La sua approvazione ha sollevato un coro di sdegno e di condanne a livello internazionale.
Tra i primi a reagire gli Stati Uniti – importante partner commerciale e donatore, nonché azionista chiave della Banca mondiale – che a giugno hanno limitato la concessione di visti d’ingresso per alcuni funzionari.
Contro la legge era intervenuta anche la Open for Business Coalition, che riunisce colossi economici come Google e Microsoft. I quali però non hanno poi messo in atto misure sanzionatorie.
La decisione della Banca mondiale di bloccare i finanziamenti è frutto anche della pressione esercitata sul nuovo presidente Ajay Banga – insediato due mesi fa e al quale Nigrizia ha dedicato un approfondimento -, da parte di 170 gruppi civici che sollecitavano “azioni specifiche, concrete e tempestive”.
La Banca mondiale ha comunque affermato di aver avviato trattative con Kampala per spingere le autorità a riconsiderare la legge.
E che un team della Banca ha parlato con i funzionari ugandesi di “misure aggiuntive necessarie per garantire che i progetti siano attuati in linea con gli standard ambientali e sociali” dell’istituto.

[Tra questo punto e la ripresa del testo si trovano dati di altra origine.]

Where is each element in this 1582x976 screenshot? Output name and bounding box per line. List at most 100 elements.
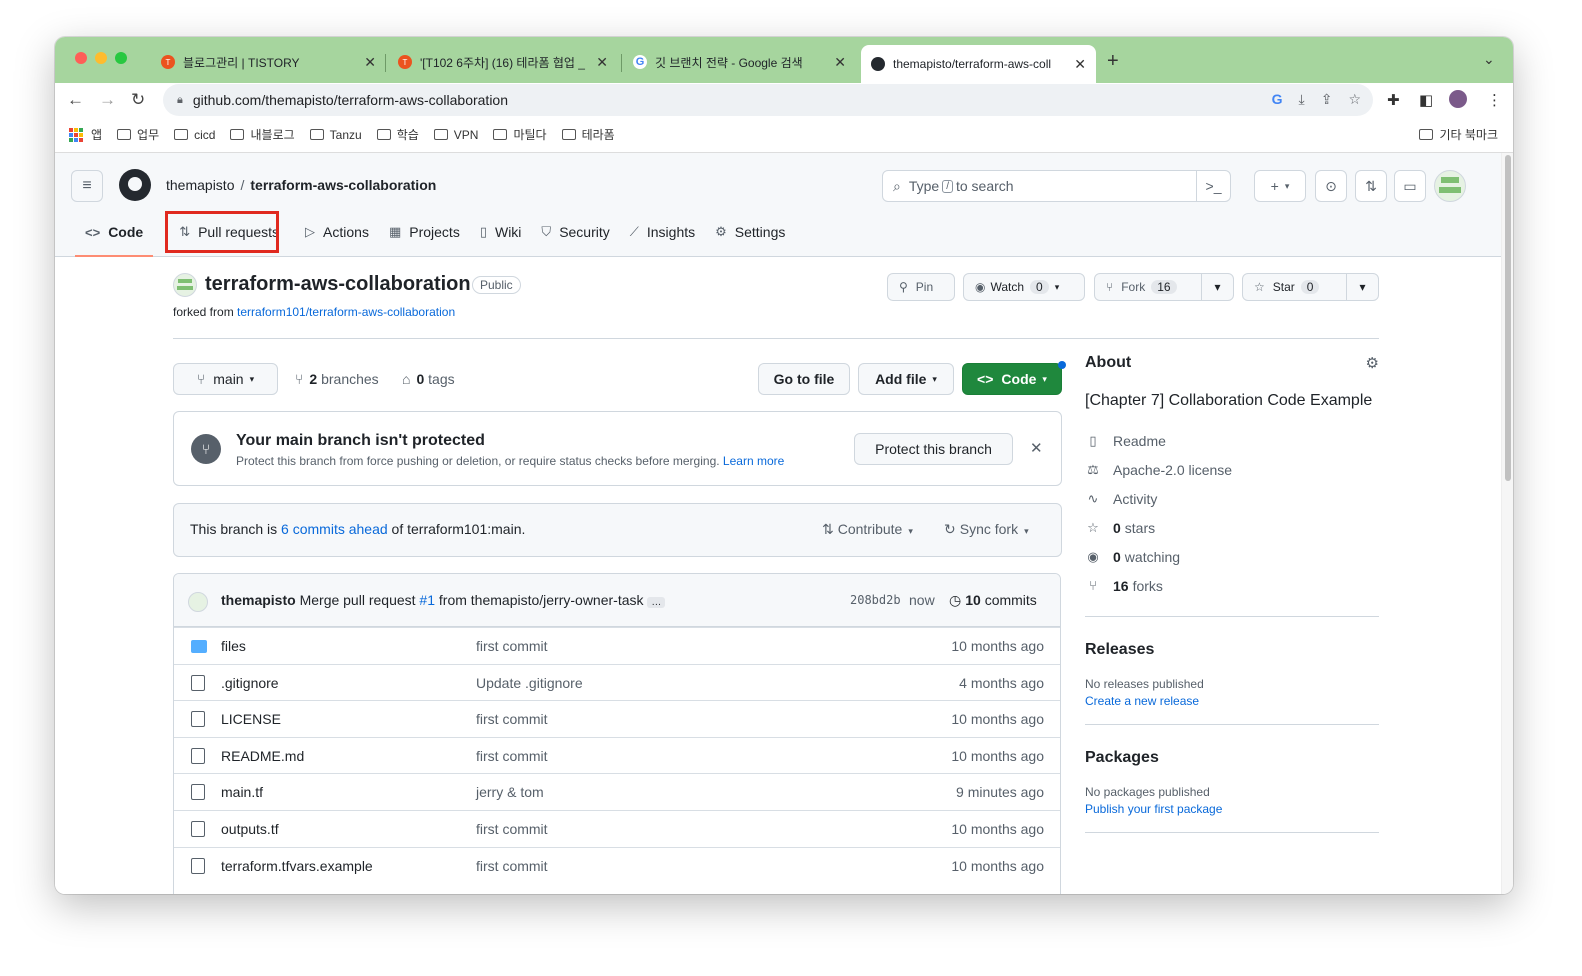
- file-name[interactable]: files: [221, 638, 246, 654]
- add-file-button[interactable]: Add file ▾: [858, 363, 954, 395]
- branch-select[interactable]: ⑂ main ▾: [173, 363, 278, 395]
- bookmark-star-icon[interactable]: ☆: [1348, 91, 1361, 108]
- close-tab-icon[interactable]: ✕: [834, 54, 846, 71]
- expand-commit-button[interactable]: …: [647, 597, 666, 608]
- browser-menu-icon[interactable]: ⋮: [1487, 91, 1502, 109]
- tab-insights[interactable]: ⟋ Insights: [620, 215, 705, 249]
- forked-from-link[interactable]: terraform101/terraform-aws-collaboration: [237, 305, 455, 319]
- file-row[interactable]: .gitignore Update .gitignore 4 months ago: [174, 663, 1060, 701]
- tab-actions[interactable]: ▷ Actions: [295, 215, 379, 249]
- file-row[interactable]: outputs.tf first commit 10 months ago: [174, 809, 1060, 847]
- chevron-down-icon[interactable]: ▾: [1201, 274, 1233, 300]
- close-window-button[interactable]: [75, 52, 87, 64]
- other-bookmarks-folder[interactable]: 기타 북마크: [1419, 126, 1498, 143]
- bookmark-folder[interactable]: 마틸다: [493, 126, 547, 143]
- bookmark-folder[interactable]: cicd: [174, 128, 215, 142]
- fork-button[interactable]: ⑂ Fork 16 ▾: [1094, 273, 1234, 301]
- browser-tab-active[interactable]: themapisto/terraform-aws-coll ✕: [861, 45, 1096, 83]
- file-row[interactable]: main.tf jerry & tom 9 minutes ago: [174, 773, 1060, 810]
- user-avatar[interactable]: [1434, 170, 1466, 202]
- bookmark-folder[interactable]: VPN: [433, 128, 478, 142]
- contribute-dropdown[interactable]: ⇅ Contribute ▾: [822, 521, 913, 538]
- zoom-window-button[interactable]: [115, 52, 127, 64]
- learn-more-link[interactable]: Learn more: [723, 454, 784, 468]
- repo-link[interactable]: terraform-aws-collaboration: [250, 177, 436, 193]
- create-new-button[interactable]: + ▾: [1254, 170, 1306, 202]
- file-commit-message[interactable]: first commit: [476, 711, 548, 727]
- watching-link[interactable]: ◉ 0 watching: [1085, 542, 1379, 571]
- file-commit-message[interactable]: jerry & tom: [476, 784, 544, 800]
- bookmark-folder[interactable]: 내블로그: [230, 126, 295, 143]
- profile-avatar[interactable]: [1449, 90, 1467, 108]
- inbox-icon[interactable]: ▭: [1394, 170, 1426, 202]
- bookmark-folder[interactable]: Tanzu: [309, 128, 362, 142]
- bookmark-folder[interactable]: 업무: [117, 126, 159, 143]
- extensions-icon[interactable]: ✚: [1387, 91, 1400, 109]
- code-button[interactable]: <> Code ▾: [962, 363, 1062, 395]
- file-commit-message[interactable]: first commit: [476, 821, 548, 837]
- commits-link[interactable]: ◷ 10 commits: [949, 592, 1037, 609]
- command-palette-icon[interactable]: >_: [1196, 171, 1230, 201]
- file-name[interactable]: README.md: [221, 748, 304, 764]
- create-release-link[interactable]: Create a new release: [1085, 694, 1199, 708]
- tab-wiki[interactable]: ▯ Wiki: [470, 215, 532, 249]
- publish-package-link[interactable]: Publish your first package: [1085, 802, 1222, 816]
- gear-icon[interactable]: ⚙: [1366, 354, 1379, 372]
- forward-icon[interactable]: →: [99, 90, 116, 110]
- branches-link[interactable]: ⑂ 2 branches: [295, 371, 379, 387]
- sync-fork-dropdown[interactable]: ↻ Sync fork ▾: [944, 521, 1029, 538]
- file-name[interactable]: .gitignore: [221, 675, 279, 691]
- tab-security[interactable]: ⛉ Security: [531, 215, 619, 249]
- install-app-icon[interactable]: ⤓: [1299, 91, 1305, 108]
- address-bar[interactable]: 🔒︎ github.com/themapisto/terraform-aws-c…: [163, 84, 1373, 116]
- pin-button[interactable]: ⚲ Pin: [887, 273, 955, 301]
- pr-link[interactable]: #1: [419, 592, 435, 608]
- tab-projects[interactable]: ▦ Projects: [379, 215, 470, 249]
- tab-code[interactable]: <> Code: [75, 215, 154, 257]
- scrollbar[interactable]: [1501, 153, 1513, 894]
- close-icon[interactable]: ✕: [1030, 439, 1043, 457]
- forks-link[interactable]: ⑂ 16 forks: [1085, 571, 1379, 600]
- license-link[interactable]: ⚖ Apache-2.0 license: [1085, 455, 1379, 484]
- close-tab-icon[interactable]: ✕: [364, 54, 376, 71]
- activity-link[interactable]: ∿ Activity: [1085, 484, 1379, 513]
- stars-link[interactable]: ☆ 0 stars: [1085, 513, 1379, 542]
- repo-name[interactable]: terraform-aws-collaboration: [205, 273, 471, 296]
- tab-search-chevron-icon[interactable]: ⌄: [1483, 51, 1495, 68]
- new-tab-icon[interactable]: +: [1107, 50, 1119, 73]
- file-name[interactable]: main.tf: [221, 784, 263, 800]
- bookmark-folder[interactable]: 학습: [376, 126, 419, 143]
- star-button[interactable]: ☆ Star 0 ▾: [1242, 273, 1379, 301]
- bookmark-apps[interactable]: 앱: [69, 126, 102, 143]
- minimize-window-button[interactable]: [95, 52, 107, 64]
- commit-sha[interactable]: 208bd2b: [850, 593, 901, 607]
- protect-branch-button[interactable]: Protect this branch: [854, 433, 1013, 465]
- issues-icon[interactable]: ⊙: [1315, 170, 1347, 202]
- pull-requests-icon[interactable]: ⇅: [1355, 170, 1387, 202]
- file-commit-message[interactable]: first commit: [476, 748, 548, 764]
- file-commit-message[interactable]: first commit: [476, 858, 548, 874]
- tags-link[interactable]: ⌂ 0 tags: [402, 371, 455, 387]
- back-icon[interactable]: ←: [67, 90, 84, 110]
- close-tab-icon[interactable]: ✕: [1074, 56, 1086, 73]
- google-lens-icon[interactable]: G: [1272, 91, 1283, 108]
- commits-ahead-link[interactable]: 6 commits ahead: [281, 521, 388, 537]
- browser-tab[interactable]: T '[T102 6주차] (16) 테라폼 협업 _ ✕: [388, 46, 618, 78]
- browser-tab[interactable]: T 블로그관리 | TISTORY ✕: [151, 46, 386, 78]
- file-row[interactable]: files first commit 10 months ago: [174, 627, 1060, 664]
- owner-link[interactable]: themapisto: [166, 177, 234, 193]
- file-name[interactable]: outputs.tf: [221, 821, 279, 837]
- browser-tab[interactable]: G 깃 브랜치 전략 - Google 검색 ✕: [623, 46, 856, 78]
- readme-link[interactable]: ▯ Readme: [1085, 426, 1379, 455]
- releases-title[interactable]: Releases: [1085, 641, 1379, 659]
- reload-icon[interactable]: ↻: [131, 90, 145, 110]
- commit-author[interactable]: themapisto: [221, 592, 296, 608]
- file-row[interactable]: LICENSE first commit 10 months ago: [174, 700, 1060, 737]
- search-input[interactable]: ⌕ Type / to search >_: [882, 170, 1231, 202]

Istituto che però fino ad oggi ha continuato a finanziare Museveni e il suo regime, ignorando bellamente le gravissime violazioni dei diritti umani – arresti e detenzioni arbitrarie, torture, sparizioni forzate e omicidi – operate da decenni nei confronti di dissidenti e oppositori.
Una campagna di repressione culminata di recente con la cacciata dell’Alto commissariato delle Nazioni Unite per i diritti umani (OHCHR) dal paese.